Ce n’est certes pas la charge dévastatrice du livre de Pierre Péan et de Philippe Cohen, « La face cachée du Monde », publié en 2003 par Mille et Une Nuits, qui emportera le triumvirat Colombani-Plenel-Minc, mais il enfonce le clou, sans brutalité, en un geste chirurgical d’une efficacité d’autant plus redoutable.
C’est d’abord l’histoire d’une passion, du parcours d’un journaliste à l’ancienne, témoin de l’histoire, de l’aventure humaine et des grands bouleversements de la planète ; l’histoire d’un homme indépendant, dont « l’absence risible de sens politique » lui vaudra quelques déboires ; l’histoire aussi des errements d’un journal dont il prendra la direction dans la tourmente pour s’efforcer de le sauver à la fois du dépôt de bilan et de la dépendance aux puissances d’argent et de pouvoir … une demi-réussite, et un demi échec …
Cette dernière partie est de loin la plus intéressante, tant elle éclaire l’intrication des intérêts politiques économiques et médiatiques.
Certes Eric Fottorino a d’indéniables talents de portraitiste, et l’on ne boude pas son plaisir aux formules ciselées qui campent Plenel, Minc, Colombani et bien d’autres. Ainsi il ne se prive pas de coups de griffes assassins comme le fameux « On ne devient pas l'ami d'Alain Minc. On est au mieux l'obligé d'un marionnettiste. », qui restera dans les annales.
Mais ce livre vaut surtout par les questions qu’il ouvre ;  faute de les poser clairement, il les suggère et souligne l’urgence de rouvrir le débat de fond, non pas sur la liberté de la Presse, mais sur son objectivité et son indépendance.
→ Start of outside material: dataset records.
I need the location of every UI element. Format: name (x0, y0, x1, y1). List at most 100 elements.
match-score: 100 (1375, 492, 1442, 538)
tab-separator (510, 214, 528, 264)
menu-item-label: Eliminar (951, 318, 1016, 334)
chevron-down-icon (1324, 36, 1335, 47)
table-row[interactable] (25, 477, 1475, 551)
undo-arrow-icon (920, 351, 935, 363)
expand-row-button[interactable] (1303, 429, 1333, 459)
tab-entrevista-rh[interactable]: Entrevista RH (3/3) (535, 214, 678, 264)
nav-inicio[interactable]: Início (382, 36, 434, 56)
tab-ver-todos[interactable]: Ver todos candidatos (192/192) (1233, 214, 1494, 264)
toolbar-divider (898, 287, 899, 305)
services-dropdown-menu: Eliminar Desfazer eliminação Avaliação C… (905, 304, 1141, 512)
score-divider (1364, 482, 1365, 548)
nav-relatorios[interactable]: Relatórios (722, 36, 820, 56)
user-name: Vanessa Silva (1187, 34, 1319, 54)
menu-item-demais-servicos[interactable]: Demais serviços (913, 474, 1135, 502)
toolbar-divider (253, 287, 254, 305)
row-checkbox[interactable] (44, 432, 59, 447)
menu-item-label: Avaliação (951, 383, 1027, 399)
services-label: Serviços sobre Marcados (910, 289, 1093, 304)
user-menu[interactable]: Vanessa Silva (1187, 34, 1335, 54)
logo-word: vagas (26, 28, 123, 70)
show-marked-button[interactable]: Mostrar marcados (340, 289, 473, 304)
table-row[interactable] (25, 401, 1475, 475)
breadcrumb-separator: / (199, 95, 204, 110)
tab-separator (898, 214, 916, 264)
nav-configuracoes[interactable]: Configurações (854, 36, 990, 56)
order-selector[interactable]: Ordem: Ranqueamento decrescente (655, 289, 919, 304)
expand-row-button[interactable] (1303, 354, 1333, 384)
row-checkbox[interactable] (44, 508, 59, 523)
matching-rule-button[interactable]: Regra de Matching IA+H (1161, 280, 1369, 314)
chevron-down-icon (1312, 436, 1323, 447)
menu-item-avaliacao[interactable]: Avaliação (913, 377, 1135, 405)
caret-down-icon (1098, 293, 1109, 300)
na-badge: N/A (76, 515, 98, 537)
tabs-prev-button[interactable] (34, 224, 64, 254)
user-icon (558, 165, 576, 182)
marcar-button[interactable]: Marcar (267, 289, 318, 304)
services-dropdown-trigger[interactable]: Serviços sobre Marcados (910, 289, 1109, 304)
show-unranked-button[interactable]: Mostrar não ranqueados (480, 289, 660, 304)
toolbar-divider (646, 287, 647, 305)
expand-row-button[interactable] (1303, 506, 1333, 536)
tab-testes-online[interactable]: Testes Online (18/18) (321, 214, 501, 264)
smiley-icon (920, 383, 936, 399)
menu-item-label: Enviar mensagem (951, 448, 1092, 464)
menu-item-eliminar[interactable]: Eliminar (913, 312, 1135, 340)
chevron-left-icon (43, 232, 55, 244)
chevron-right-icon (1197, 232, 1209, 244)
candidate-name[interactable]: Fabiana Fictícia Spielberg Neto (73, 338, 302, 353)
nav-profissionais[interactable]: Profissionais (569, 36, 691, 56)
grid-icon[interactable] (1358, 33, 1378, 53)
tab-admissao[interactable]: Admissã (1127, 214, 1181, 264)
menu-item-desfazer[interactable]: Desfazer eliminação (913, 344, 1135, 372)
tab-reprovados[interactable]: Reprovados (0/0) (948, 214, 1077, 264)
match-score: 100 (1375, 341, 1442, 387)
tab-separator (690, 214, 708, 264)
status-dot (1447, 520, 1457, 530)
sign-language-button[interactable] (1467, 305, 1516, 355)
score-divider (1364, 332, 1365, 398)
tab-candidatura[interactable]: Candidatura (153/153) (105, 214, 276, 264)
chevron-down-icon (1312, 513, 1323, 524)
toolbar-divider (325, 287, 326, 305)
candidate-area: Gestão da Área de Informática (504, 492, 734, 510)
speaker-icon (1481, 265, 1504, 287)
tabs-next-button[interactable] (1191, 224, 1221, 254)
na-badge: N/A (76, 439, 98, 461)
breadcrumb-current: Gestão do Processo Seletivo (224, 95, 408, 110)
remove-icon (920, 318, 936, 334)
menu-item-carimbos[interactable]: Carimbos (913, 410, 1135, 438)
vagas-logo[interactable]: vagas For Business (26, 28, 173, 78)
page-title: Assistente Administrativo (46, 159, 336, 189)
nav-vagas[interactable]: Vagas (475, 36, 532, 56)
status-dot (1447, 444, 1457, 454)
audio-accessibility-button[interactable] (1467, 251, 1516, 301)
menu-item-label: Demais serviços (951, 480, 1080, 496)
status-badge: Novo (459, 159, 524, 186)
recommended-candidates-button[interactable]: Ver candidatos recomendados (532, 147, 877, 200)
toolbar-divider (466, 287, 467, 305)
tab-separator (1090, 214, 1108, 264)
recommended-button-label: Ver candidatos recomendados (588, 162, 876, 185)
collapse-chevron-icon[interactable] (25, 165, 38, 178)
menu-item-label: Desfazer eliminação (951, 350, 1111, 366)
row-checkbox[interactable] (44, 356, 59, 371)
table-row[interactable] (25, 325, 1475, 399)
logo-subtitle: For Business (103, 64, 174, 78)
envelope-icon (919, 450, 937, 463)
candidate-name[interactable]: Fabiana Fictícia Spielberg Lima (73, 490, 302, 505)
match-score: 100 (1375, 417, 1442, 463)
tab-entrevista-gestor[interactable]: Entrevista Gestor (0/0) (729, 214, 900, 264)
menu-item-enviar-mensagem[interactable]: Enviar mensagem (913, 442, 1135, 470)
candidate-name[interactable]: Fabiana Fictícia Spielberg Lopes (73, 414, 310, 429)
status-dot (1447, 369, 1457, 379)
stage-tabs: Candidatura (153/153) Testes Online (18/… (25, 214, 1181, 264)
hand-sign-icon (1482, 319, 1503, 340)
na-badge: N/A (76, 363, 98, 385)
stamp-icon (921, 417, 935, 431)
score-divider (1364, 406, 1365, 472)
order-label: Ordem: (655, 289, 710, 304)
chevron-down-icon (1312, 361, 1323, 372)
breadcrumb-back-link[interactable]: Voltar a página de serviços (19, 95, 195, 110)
Une presse contre le pouvoir … tout contre.

Après « Mon tour du Monde » de Fottorino, après « La face cachée du Monde » de Péan et Cohen, auxquels on pourrait ajouter l’ouvrage de Benjamin Dormann, « Ils ont acheté la Presse », celui de Vincent Nouzille « La République du copinage » ou encore celui de Sophie Coignard et Roman Gubert « L’oligarchie des incapables », On ne fera plus croire qu’aux Belles âmes que la Presse reste indépendante en dépit de son actionnariat.
Bien qu’elle s’en défende avec une véhémence bien maladroite à longueur d’éditoriaux, où la formule a depuis longtemps remplacé la démonstration, une grande partie de la Presse française est frappée de « Pathé Marconisme » : la voix de ses maîtres se fait entendre à bas bruit mais avec efficacité. Les lecteurs qui désertent inéluctablement  les kiosques, ne s’y trompent plus depuis longtemps mais il semble que le petit monde du journalisme rechigne à ouvrir les yeux sur le mal profond qui le ronge. Ce n’est que tests de nouvelles formules, de nouvelles maquettes, baromètres commandés aux Instituts d’études de marché, audits achetés à prix d’or et manœuvres byzantines aux directions générales … comme s’il s’agissait d’un problème marketing.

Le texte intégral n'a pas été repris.